I was ordered to send him there. It's incredible.' . . . I became
aware that the two were standing on the shore alongside the
forepart of the steamboat, just below my head. I did not move; it
did not occur to me to move: I was sleepy. `It is unpleasant,'
grunted the uncle. `He has asked the Administration to be sent
there,' said the other, `with the idea of showing what he could
do; and I was instructed accordingly. Look at the influence that
man must have. Is it not frightful?' They both agreed it was
frightful, then made several bizarre remarks: `Make rain and fine
weather--one man--the Council--by the nose'-- bits of absurd
sentences that got the better of my drowsiness, so that I had
pretty near the whole of my wits about me when the uncle said, `The
climate may do away with this difficulty for you. Is he alone
there?' `Yes,' answered the manager; `he sent his assistant down
the river with a note to me in these terms: "Clear this poor
devil out of the country, and don't bother sending more of that
sort. I had rather be alone than have the kind of men you can
dispose of with me." It was more than a year ago. Can you
imagine such impudence!' `Anything since then?' asked the other
hoarsely. `Ivory,' jerked the nephew; `lots of it--prime sort--lots--most
annoying, from him.' `And with that?' questioned the heavy rumble.
`Invoice,' was the reply fired out, so to speak. Then silence.
They had been talking about Kurtz.
"I was broad awake by this time, but, lying perfectly at
ease, remained still, having no inducement to change my position.

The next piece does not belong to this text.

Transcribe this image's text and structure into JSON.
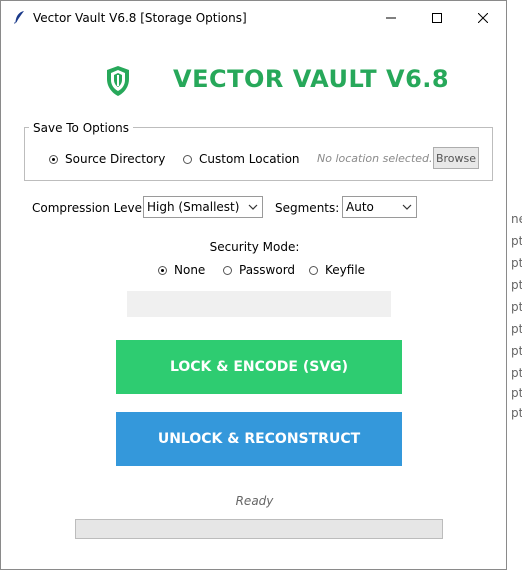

`How did that ivory come all this way?' growled the elder man,
who seemed very vexed. The other explained that it had come with
a fleet of canoes in charge of an English half-caste clerk Kurtz
had with him; that Kurtz had apparently intended to return
himself, the station being by that time bare of goods and stores,
but after coming three hundred miles, had suddenly decided to go
back, which he started to do alone in a small dugout with four
paddlers, leaving the half-caste to continue down the river with
the ivory. The two fellows there seemed astounded at anybody
attempting such a thing. They were at a loss for an adequate
motive. As to me, I seemed to see Kurtz for the first time. It
was a distinct glimpse: the dugout, four paddling savages, and
the lone white man turning his back suddenly on the headquarters,
yon relief, on thoughts of home--perhaps; setting his face
towards the depths of the wilderness, towards his empty and
desolate station. I did not know the motive. Perhaps he was just
simply a fine fellow who stuck to his work for its own sake. His
name, you understand, had not been pronounced once. He was `that
man.' The half-caste, who, as far as I could see, had conducted a
difficult trip with great prudence and pluck, was invariably
alluded to as `that scoundrel.' The `scoundrel' had reported that
the `man' had been very ill--had recovered imperfectly. . . . The
two below me moved away then a few paces, and strolled back and
forth at some little distance. I heard: `Military post--doctor--two
hundred miles--quite alone now-- unavoidable delays--nine months--no
news--strange rumours.' They approached again, just as the
manager was saying, `No one, as far as I know, unless a species
of wandering trader-- a pestilential fellow, snapping ivory from
the natives.' Who was it they were talking about now? I gathered
in snatches that this was some man supposed to be in Kurtz's
district, and of whom the manager did not approve. `We will not
be free from unfair competition till one of these fellows is
hanged for an example,' he said. `Certainly,' grunted the other;
`get him hanged! Why not? Anything--anything can be done in this
country. That's what I say; nobody here, you understand, here,
can endanger your position. And why? You stand the climate--you
outlast them all. The danger is in Europe; but there before I
left I took care to--' They moved off and whispered, then their
voices rose again. `The extraordinary series of delays is not my
fault. I did my best.' The fat man sighed. `Very sad.' `And the
pestiferous absurdity of his talk,' continued the other; `he
bothered me enough when he was here. "Each station should be
like a beacon on the road towards better things, a centre for
trade of course, but also for humanizing, improving, instructing."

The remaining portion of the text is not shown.